Hunt for student friendly homes

April 2, 2004

Edinburgh University is seeking landladies and landlords willing to act as friendly parental figures to its students.

It is hoping that responsible landladies and landlords will be prepared to act as mentors to students who, if left to their own devices in a flat, can become a nuisance to neighbours or simply feel lonely. Mature and overseas students, in particular, prefer a homely environment.

The move follows widespread complaints about student flats, including the case of the former foreign secretary, Robin Cook, who last year protested about the prospect of a house with multiple occupation in his Merchiston tenement stair.

Much of Edinburgh's student housing is traditionally located in the South Side area of the city, centring on respectable neighbourhoods such as Marchmont and Morningside, as well as well-heeled areas such as Merchiston in the southwest.

The university has challenged disgruntled residents in these areas to offer alternatives to multiple-occupancy student homes. It has called on those with spare rooms to offer students term-time digs.

Edinburgh University has about 60 householders on its approved lodgings scheme and would be overjoyed to add more, to nudge it towards the figure of 700 that it had in the 1980s.

But Yolanda Gilritchie of the university's accommodation services stressed that digs had changed since the days when students signed up for breakfast and evening meal, committing both them and their host to be at home at specific times.

"We realise that different householders want to offer different things, and we're glad to talk to them about any permutation, short-term lets, Monday-to-Friday lets," she said. "But, as a university, we have to ensure the safety of the student. That's paramount. There can be no flexibility there."

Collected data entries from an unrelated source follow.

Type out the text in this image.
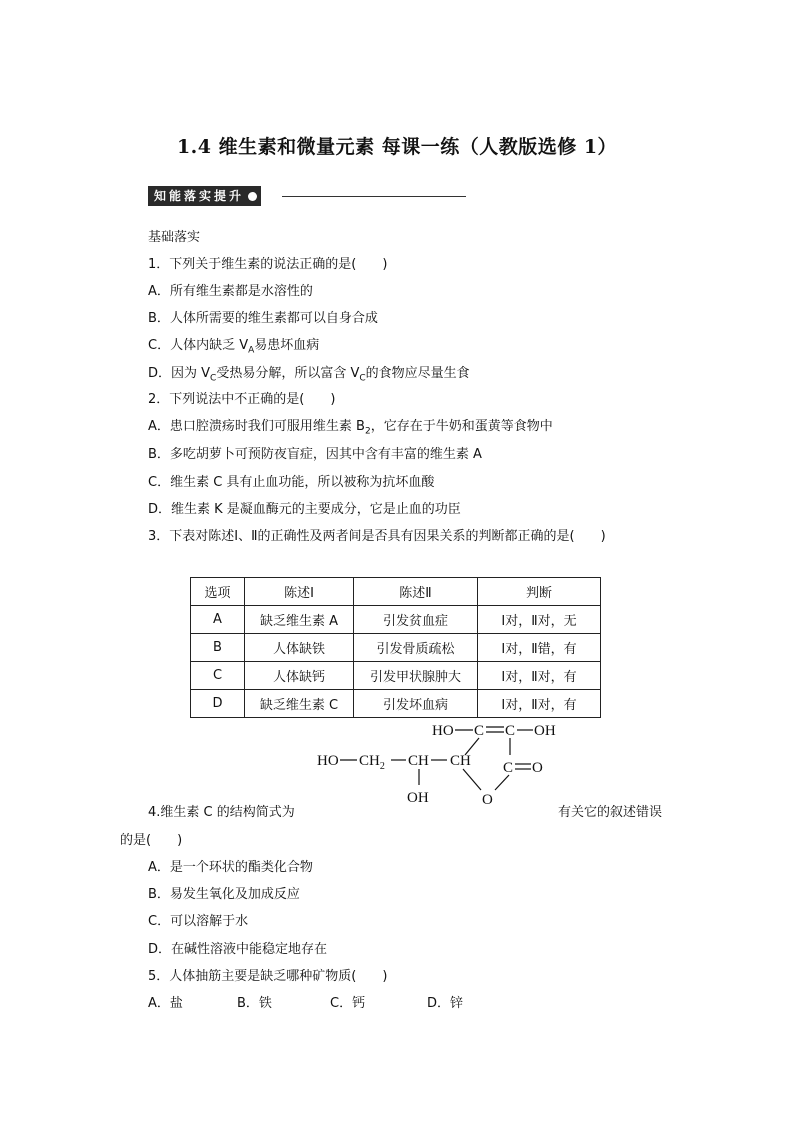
1.4 维生素和微量元素 每课一练（人教版选修 1）
知能落实提升
基础落实
1．下列关于维生素的说法正确的是(　　)
A．所有维生素都是水溶性的
B．人体所需要的维生素都可以自身合成
C．人体内缺乏 $V_A$易患坏血病
D．因为 $V_C$受热易分解，所以富含 $V_C$的食物应尽量生食
2．下列说法中不正确的是(　　)
A．患口腔溃疡时我们可服用维生素 $B_2$，它存在于牛奶和蛋黄等食物中
B．多吃胡萝卜可预防夜盲症，因其中含有丰富的维生素 A
C．维生素 C 具有止血功能，所以被称为抗坏血酸
D．维生素 K 是凝血酶元的主要成分，它是止血的功臣
3．下表对陈述Ⅰ、Ⅱ的正确性及两者间是否具有因果关系的判断都正确的是(　　)
选项	陈述Ⅰ	陈述Ⅱ	判断
A	缺乏维生素 A	引发贫血症	Ⅰ对，Ⅱ对，无
B	人体缺铁	引发骨质疏松	Ⅰ对，Ⅱ错，有
C	人体缺钙	引发甲状腺肿大	Ⅰ对，Ⅱ对，有
D	缺乏维生素 C	引发坏血病	Ⅰ对，Ⅱ对，有
HO C C OH
HO $CH_2$ CH CH C O
OH	O
4.维生素 C 的结构简式为	有关它的叙述错误
的是(　　)
A．是一个环状的酯类化合物
B．易发生氧化及加成反应
C．可以溶解于水
D．在碱性溶液中能稳定地存在
5．人体抽筋主要是缺乏哪种矿物质(　　)
A．盐	B．铁	C．钙	D．锌
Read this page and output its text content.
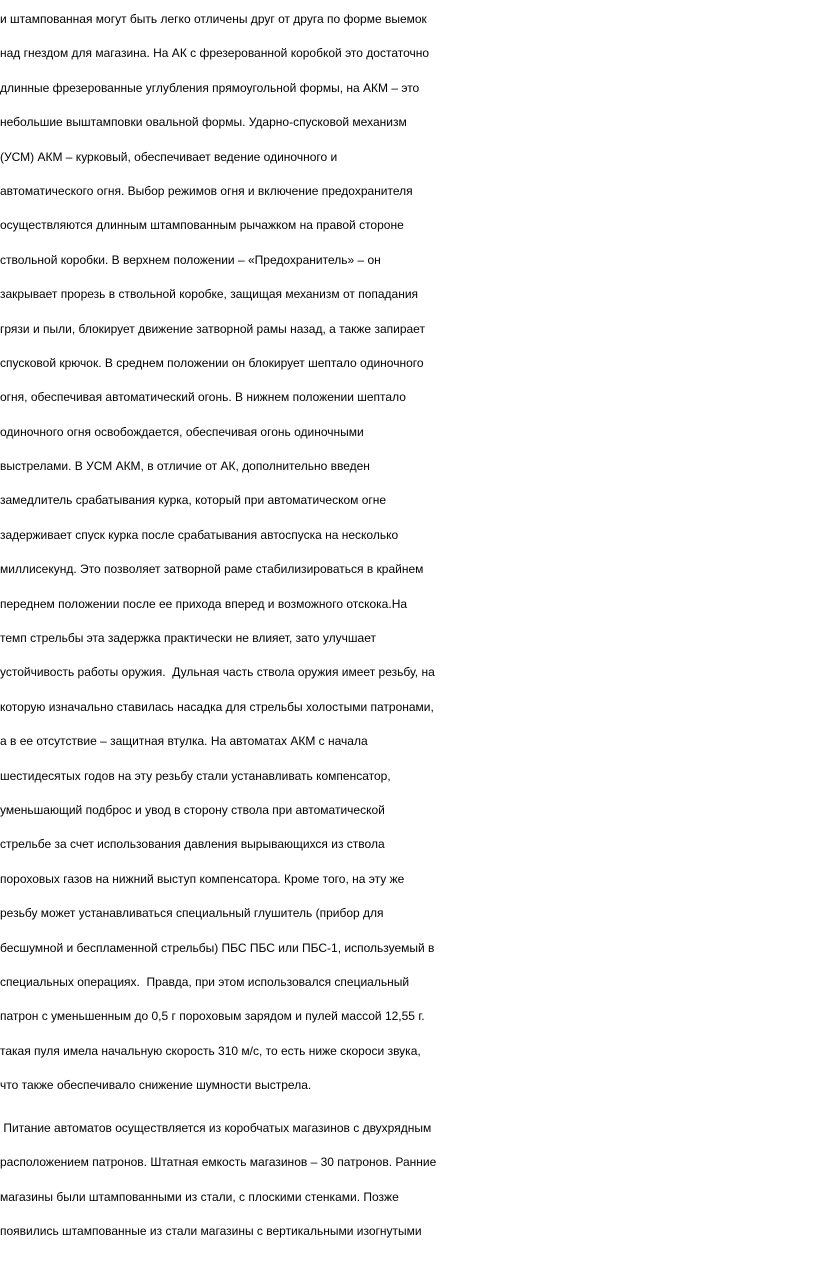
и штампованная могут быть легко отличены друг от друга по форме выемок
над гнездом для магазина. На АК с фрезерованной коробкой это достаточно
длинные фрезерованные углубления прямоугольной формы, на АКМ – это
небольшие выштамповки овальной формы. Ударно-спусковой механизм
(УСМ) АКМ – курковый, обеспечивает ведение одиночного и
автоматического огня. Выбор режимов огня и включение предохранителя
осуществляются длинным штампованным рычажком на правой стороне
ствольной коробки. В верхнем положении – «Предохранитель» – он
закрывает прорезь в ствольной коробке, защищая механизм от попадания
грязи и пыли, блокирует движение затворной рамы назад, а также запирает
спусковой крючок. В среднем положении он блокирует шептало одиночного
огня, обеспечивая автоматический огонь. В нижнем положении шептало
одиночного огня освобождается, обеспечивая огонь одиночными
выстрелами. В УСМ АКМ, в отличие от АК, дополнительно введен
замедлитель срабатывания курка, который при автоматическом огне
задерживает спуск курка после срабатывания автоспуска на несколько
миллисекунд. Это позволяет затворной раме стабилизироваться в крайнем
переднем положении после ее прихода вперед и возможного отскока.На
темп стрельбы эта задержка практически не влияет, зато улучшает
устойчивость работы оружия.  Дульная часть ствола оружия имеет резьбу, на
которую изначально ставилась насадка для стрельбы холостыми патронами,
а в ее отсутствие – защитная втулка. На автоматах АКМ с начала
шестидесятых годов на эту резьбу стали устанавливать компенсатор,
уменьшающий подброс и увод в сторону ствола при автоматической
стрельбе за счет использования давления вырывающихся из ствола
пороховых газов на нижний выступ компенсатора. Кроме того, на эту же
резьбу может устанавливаться специальный глушитель (прибор для
бесшумной и беспламенной стрельбы) ПБС ПБС или ПБС-1, используемый в
специальных операциях.  Правда, при этом использовался специальный
патрон с уменьшенным до 0,5 г пороховым зарядом и пулей массой 12,55 г.
такая пуля имела начальную скорость 310 м/с, то есть ниже скороси звука,
что также обеспечивало снижение шумности выстрела.
Питание автоматов осуществляется из коробчатых магазинов с двухрядным
расположением патронов. Штатная емкость магазинов – 30 патронов. Ранние
магазины были штампованными из стали, с плоскими стенками. Позже
появились штампованные из стали магазины с вертикальными изогнутыми
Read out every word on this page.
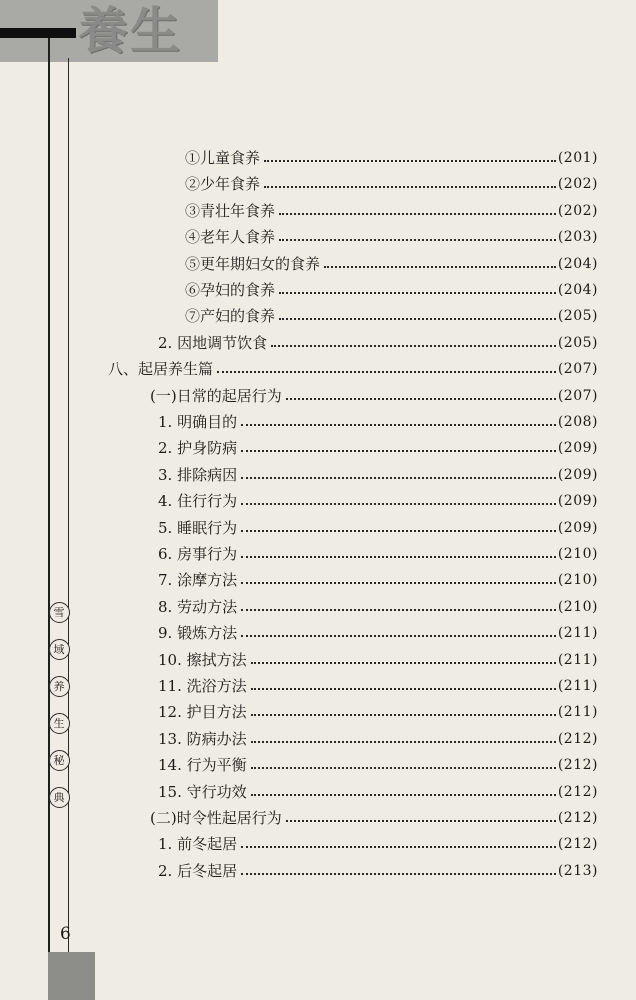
養生
雪
域
养
生
秘
典
6
①儿童食养	(201)
②少年食养	(202)
③青壮年食养	(202)
④老年人食养	(203)
⑤更年期妇女的食养	(204)
⑥孕妇的食养	(204)
⑦产妇的食养	(205)
2. 因地调节饮食	(205)
八、起居养生篇	(207)
(一)日常的起居行为	(207)
1. 明确目的	(208)
2. 护身防病	(209)
3. 排除病因	(209)
4. 住行行为	(209)
5. 睡眠行为	(209)
6. 房事行为	(210)
7. 涂摩方法	(210)
8. 劳动方法	(210)
9. 锻炼方法	(211)
10. 擦拭方法	(211)
11. 洗浴方法	(211)
12. 护目方法	(211)
13. 防病办法	(212)
14. 行为平衡	(212)
15. 守行功效	(212)
(二)时令性起居行为	(212)
1. 前冬起居	(212)
2. 后冬起居	(213)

Will Garton, Edinburgh student union president, said the city had a massive problem in terms of not only pressure on accommodation but also the costs.

He praised the university's initiative in seeking more landladies as offering students more choice. Many students wanted the independence that comes with living in a student flat, but not all.

"I understand why a lot of students, particularly international students and mature students, would want to live with a family," Mr Garton said. "If permanent residents are living with students, they can see they're not that bad all the time."